TRAVERSE CITY — Editor's note: Newsmakers 2011 recounts and updates stories that made headlines in the Grand Traverse region during the past year. Today: Trouble at the Traverse Area District Library. To read this series in full as articles are published, visit Record-Eagle.com/newsmakers.
Metta Lansdale wasn't the most popular woman at the Traverse Area District Library, but she and her bosses believe the drama is over.
Lansdale in 2009 replaced Michael McGuire, who retired after 30 years with the library. Her management style and structural changes rankled some employees, and the tension culminated in February when the library board held a meeting to address employee concerns.
It was a tough time, Lansdale said, but she believes the library is headed in the right direction.

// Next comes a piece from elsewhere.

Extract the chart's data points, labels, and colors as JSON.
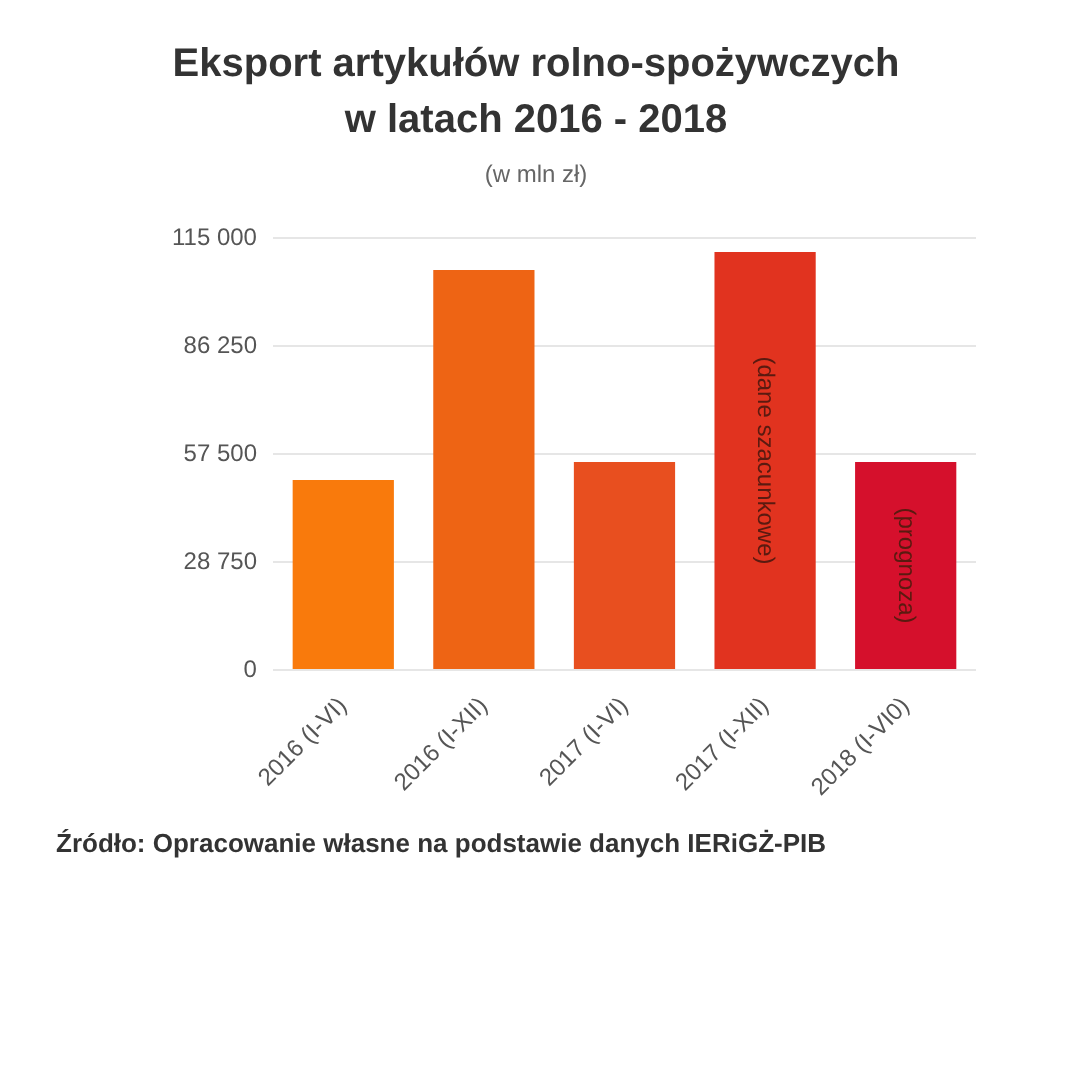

"I think that we're really cooking with gas over here," Lansdale said. "We did go through quite a rough spot, but I think that we have a lot of good energy."
The library board also is satisfied that the turbulence tied to Lansdale is a thing of the past, board president Jerry Beasley said.
"We have not had any further demands for attention to this issue," he said. "As far as the board is concerned, we're past that conflict."
In January, retired librarian Sandy Robey gave the board a packet of anonymous complaints from staff members about the board and Lansdale's management style. And former library assistant director Barbara Nowinski, who retired late last year, said in a December 2010 letter to the board that Lansdale micromanaged and demoralized staff, among other things.
After the February meeting, the board commissioned a survey to gauge employee morale, among other items. Some employees weren't satisfied with Lansdale, their coworkers or other issues, the survey showed, but the level of discontent didn't alarm the board.
The board ultimately backed Lansdale, though board members acknowledged she might need to alter the manner in which she deals with employees.
Although it was a relatively tense few months, Beasley is glad the issue was addressed.
"It was stressful for everyone, for the people up front, for the board, and for Metta, certainly. ... It was worth it to go through that process. It was as public as we could possibly make it, and it really helped to calm feelings," Beasley said.
Things aren't all rosy with the district's employees, some say, but employees contacted by the Record-Eagle did not want to be quoted for this story.
It's possible there still may be legal action tied to Lansdale. She drew criticism from some employees and library supporters in January when she fired Margaret Kelly, the library's longtime director of adult services.
Kelly requested mediation after her firing, said her attorney, Jay Zelenock. That process is completed, and a lawsuit could be filed soon if an agreeable settlement isn't reached, he said.